Septerna has embraced the concept of allosteric modulation in its discovery programs, recognizing the tremendous potential that exists in this new approach to GPCR therapeutic modulation. One example from our evolving pipeline is our Thyroid-Stimulating Hormone Receptor Negative Allosteric Modulator (TSHR NAM) program, targeting the treatment of patients with Graves’ disease and Thyroid Eye Disease. Both are disorders caused by an autoimmune response targeting the TSHR which gives rise to autoantibodies that cause aberrant receptor activation and thyroid hormone biosynthesis, leading to a hyperthyroid state that, in the case of Thyroid Eye Disease, is accompanied by ocular manifestations. Current treatment options are inefficient, poorly tolerated, or include radical surgery or radioablation. Considering the complex challenge of directly blocking TSHR activation by multiple autoantibodies with different binding sites, we have made great progress towards developing small molecule NAMs that leverage an allosteric site for broad inhibition of pathological TSHR signaling. Such a novel approach will be transformative for Graves’ patients.
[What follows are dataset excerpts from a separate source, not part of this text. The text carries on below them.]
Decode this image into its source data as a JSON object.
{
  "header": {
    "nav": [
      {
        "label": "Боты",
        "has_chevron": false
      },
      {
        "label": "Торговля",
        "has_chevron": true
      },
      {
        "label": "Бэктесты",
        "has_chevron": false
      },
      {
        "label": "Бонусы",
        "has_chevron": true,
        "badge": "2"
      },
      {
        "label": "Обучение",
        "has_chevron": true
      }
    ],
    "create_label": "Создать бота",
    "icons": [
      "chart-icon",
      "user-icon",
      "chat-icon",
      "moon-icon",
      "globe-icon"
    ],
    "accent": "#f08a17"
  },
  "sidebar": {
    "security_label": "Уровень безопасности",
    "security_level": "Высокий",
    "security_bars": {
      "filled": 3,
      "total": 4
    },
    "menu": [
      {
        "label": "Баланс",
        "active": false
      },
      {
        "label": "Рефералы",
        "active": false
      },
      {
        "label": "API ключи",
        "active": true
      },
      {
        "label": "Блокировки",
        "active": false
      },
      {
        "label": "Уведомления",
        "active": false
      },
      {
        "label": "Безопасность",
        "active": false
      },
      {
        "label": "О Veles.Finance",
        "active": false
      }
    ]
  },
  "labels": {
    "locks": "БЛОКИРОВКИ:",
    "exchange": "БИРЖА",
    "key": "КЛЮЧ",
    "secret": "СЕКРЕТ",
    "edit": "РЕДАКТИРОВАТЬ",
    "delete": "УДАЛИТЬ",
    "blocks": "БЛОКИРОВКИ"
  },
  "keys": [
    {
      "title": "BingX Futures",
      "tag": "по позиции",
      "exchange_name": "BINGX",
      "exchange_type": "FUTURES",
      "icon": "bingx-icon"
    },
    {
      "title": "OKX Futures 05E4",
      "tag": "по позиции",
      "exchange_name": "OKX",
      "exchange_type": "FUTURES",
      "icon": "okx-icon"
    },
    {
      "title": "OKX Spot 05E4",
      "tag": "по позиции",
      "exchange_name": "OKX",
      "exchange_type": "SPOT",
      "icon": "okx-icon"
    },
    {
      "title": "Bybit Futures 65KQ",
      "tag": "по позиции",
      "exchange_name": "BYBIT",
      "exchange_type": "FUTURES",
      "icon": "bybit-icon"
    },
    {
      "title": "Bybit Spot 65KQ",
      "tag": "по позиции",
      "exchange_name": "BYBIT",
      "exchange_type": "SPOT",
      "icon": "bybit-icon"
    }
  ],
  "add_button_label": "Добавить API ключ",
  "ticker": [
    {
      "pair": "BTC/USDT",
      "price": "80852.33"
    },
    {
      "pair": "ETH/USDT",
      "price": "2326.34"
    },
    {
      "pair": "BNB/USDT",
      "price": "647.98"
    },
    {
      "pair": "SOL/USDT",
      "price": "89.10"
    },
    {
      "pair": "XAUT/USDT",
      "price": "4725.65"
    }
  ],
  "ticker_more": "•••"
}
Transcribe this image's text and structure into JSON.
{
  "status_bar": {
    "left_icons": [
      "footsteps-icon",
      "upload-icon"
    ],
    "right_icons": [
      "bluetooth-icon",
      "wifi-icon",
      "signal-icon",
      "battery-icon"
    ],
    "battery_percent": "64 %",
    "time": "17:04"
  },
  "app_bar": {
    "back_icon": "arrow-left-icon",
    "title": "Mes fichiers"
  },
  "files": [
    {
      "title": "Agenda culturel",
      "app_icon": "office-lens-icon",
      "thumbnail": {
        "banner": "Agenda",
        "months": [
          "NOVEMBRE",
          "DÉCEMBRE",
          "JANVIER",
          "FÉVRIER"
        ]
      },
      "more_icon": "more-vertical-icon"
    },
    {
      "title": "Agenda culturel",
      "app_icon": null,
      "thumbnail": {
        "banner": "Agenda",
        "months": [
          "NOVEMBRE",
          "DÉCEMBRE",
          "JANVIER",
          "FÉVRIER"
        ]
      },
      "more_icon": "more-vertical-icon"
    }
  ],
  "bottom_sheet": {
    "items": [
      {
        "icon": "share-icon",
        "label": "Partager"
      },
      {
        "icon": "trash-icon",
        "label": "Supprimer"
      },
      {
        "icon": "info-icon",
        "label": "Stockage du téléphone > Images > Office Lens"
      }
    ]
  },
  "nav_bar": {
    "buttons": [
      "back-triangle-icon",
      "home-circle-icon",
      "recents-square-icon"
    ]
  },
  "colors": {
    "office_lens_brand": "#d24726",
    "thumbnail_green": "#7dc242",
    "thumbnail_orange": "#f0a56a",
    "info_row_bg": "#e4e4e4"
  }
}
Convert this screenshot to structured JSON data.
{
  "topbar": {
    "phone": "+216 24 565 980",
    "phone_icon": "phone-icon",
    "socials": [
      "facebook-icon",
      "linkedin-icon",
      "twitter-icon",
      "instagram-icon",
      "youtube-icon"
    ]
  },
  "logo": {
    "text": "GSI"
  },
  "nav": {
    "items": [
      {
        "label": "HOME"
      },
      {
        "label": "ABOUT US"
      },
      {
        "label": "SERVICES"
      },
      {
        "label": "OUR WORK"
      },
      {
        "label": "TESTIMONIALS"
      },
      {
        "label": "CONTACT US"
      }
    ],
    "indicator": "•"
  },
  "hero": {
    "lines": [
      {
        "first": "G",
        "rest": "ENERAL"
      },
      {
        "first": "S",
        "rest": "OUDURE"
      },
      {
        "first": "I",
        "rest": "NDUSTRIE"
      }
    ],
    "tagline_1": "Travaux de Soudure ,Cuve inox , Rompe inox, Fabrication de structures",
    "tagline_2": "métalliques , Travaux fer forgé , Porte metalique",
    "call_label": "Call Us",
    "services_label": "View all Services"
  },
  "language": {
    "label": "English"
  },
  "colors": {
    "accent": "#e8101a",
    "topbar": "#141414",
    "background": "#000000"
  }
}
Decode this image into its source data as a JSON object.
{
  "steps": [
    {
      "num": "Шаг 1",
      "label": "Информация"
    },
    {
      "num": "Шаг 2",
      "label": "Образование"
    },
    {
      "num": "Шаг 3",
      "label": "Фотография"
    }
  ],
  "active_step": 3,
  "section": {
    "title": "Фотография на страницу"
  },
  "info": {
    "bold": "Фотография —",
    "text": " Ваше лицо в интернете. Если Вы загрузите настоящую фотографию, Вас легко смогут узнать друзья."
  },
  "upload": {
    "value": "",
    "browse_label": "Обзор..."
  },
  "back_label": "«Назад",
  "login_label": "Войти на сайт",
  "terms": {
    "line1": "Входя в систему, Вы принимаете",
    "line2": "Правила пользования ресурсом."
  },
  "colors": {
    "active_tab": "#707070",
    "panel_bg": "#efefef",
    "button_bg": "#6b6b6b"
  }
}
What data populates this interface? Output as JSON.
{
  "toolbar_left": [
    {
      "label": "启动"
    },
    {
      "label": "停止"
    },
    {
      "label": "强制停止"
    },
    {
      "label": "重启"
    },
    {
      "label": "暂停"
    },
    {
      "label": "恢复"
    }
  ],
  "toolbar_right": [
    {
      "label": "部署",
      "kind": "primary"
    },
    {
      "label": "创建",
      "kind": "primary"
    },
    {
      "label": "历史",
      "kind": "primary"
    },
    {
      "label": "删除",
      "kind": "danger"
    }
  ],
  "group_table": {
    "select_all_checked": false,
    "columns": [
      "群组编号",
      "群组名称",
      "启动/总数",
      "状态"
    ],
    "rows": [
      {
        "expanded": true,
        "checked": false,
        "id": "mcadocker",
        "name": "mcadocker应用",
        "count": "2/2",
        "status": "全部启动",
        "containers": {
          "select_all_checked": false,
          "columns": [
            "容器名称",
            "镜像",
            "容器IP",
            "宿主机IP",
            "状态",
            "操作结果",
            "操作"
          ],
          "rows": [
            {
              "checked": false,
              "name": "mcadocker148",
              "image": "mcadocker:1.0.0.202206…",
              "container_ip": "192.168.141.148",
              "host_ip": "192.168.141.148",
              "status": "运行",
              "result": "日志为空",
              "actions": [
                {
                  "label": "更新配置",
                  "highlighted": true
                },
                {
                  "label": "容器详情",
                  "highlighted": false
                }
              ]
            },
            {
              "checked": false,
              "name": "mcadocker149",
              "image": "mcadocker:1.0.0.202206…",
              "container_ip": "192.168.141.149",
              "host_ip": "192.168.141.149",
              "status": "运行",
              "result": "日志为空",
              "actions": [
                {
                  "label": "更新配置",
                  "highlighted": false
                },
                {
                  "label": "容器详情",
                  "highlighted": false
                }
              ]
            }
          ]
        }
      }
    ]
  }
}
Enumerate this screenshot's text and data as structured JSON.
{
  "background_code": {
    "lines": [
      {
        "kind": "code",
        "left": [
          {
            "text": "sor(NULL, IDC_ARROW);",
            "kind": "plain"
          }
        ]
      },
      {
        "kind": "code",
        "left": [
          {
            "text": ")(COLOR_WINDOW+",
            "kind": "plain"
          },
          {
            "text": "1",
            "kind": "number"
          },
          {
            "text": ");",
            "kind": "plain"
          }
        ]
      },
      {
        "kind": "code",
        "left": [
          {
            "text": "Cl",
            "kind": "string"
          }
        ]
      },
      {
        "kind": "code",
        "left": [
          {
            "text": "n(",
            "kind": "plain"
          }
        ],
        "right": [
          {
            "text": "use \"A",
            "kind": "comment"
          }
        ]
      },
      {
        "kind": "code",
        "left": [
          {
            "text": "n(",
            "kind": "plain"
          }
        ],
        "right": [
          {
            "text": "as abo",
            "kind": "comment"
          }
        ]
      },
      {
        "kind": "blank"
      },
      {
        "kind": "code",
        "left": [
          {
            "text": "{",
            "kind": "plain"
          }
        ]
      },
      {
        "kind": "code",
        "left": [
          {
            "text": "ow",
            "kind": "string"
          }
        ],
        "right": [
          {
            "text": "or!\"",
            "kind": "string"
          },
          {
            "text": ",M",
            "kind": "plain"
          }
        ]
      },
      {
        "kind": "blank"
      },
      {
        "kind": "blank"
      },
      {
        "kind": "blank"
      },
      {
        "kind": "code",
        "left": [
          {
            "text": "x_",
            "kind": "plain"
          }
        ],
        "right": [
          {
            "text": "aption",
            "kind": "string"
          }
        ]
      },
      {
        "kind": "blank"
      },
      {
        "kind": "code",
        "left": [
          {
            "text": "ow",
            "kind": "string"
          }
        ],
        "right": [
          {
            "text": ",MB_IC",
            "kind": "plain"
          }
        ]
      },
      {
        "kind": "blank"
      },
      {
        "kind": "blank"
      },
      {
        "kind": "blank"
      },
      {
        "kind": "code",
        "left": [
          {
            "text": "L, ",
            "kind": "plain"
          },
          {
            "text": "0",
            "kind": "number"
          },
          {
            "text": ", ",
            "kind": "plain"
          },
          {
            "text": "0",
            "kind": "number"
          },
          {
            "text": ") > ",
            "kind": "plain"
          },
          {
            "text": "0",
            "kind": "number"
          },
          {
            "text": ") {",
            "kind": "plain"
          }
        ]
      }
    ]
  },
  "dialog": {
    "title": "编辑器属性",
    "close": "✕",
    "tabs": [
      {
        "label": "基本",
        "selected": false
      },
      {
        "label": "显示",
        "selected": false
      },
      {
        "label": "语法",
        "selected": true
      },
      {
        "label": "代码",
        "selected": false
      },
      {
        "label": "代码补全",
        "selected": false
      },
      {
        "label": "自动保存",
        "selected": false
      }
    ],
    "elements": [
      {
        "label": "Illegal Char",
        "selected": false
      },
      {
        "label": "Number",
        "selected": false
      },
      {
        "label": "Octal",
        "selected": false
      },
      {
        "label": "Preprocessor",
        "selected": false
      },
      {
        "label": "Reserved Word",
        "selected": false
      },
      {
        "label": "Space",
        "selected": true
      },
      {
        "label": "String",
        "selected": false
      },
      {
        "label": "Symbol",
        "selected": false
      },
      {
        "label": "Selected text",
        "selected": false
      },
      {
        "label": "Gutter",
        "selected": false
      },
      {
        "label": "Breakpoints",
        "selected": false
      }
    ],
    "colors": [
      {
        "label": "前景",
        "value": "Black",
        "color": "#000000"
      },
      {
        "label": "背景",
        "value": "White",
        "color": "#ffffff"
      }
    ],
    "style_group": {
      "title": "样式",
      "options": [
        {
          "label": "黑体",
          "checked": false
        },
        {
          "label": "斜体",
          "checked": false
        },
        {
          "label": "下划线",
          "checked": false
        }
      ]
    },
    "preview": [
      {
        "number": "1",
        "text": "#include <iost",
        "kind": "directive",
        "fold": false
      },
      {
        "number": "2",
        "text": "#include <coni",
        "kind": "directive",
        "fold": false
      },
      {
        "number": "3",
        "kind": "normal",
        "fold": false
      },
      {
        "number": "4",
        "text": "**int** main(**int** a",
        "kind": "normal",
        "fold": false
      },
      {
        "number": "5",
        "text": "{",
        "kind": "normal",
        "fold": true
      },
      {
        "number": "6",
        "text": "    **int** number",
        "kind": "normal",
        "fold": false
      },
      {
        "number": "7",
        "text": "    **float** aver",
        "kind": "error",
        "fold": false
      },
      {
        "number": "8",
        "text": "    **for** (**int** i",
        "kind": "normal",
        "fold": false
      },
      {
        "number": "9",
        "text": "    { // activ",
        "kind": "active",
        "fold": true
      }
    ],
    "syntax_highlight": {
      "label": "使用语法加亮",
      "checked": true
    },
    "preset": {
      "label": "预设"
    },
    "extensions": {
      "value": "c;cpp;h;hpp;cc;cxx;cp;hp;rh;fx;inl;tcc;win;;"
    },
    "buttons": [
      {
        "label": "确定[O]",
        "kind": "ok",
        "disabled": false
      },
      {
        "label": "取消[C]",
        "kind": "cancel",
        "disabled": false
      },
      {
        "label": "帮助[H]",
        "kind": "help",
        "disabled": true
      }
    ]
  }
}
Looking to the future, continued advances in high resolution structural techniques, computational chemistry, protein biochemistry, assay and screening technologies, and conceptual frameworks of allostery will further this new era of GPCR drug discovery that we are now in. By integrating fundamental concepts of GPCR allostery with innovative approaches to drug discovery, we will uncover the next generation of medicines for human diseases.

1 2nd Annual GPCRs-Targeted Drug Discovery Summit, May 23-25, 2023, Boston, MA, Conference Website.

2 Changeux JP and Christopoulos A (2016) Cell, 166(5):1084-1102.

3 Liu X et al. (2017) Nature, 548(7668):480-484; Liu X et al. (2019) Science, 364(6447):1283-1287.

4 De Lean A et al. (1980) J Biol Chem, 255(15):7108-17; Ehlert FJ (1988) J Pharmacol Exp Therap, 247(2):596-602; Fenalti G et al. (2014) Nature, 506(7487):191-6.

5 Results from PubMed Search on April 5, 2023, PubMed Search Link.

6 Kenakin TP (2012) Br J Pharmacol, 165(6):1659-1669.

7 Thal DM et al. (2018) Nature, 559(7712):45-53.

8 Persechino M et al. (2022) Pharmacology and Therapeutics, 237:108242.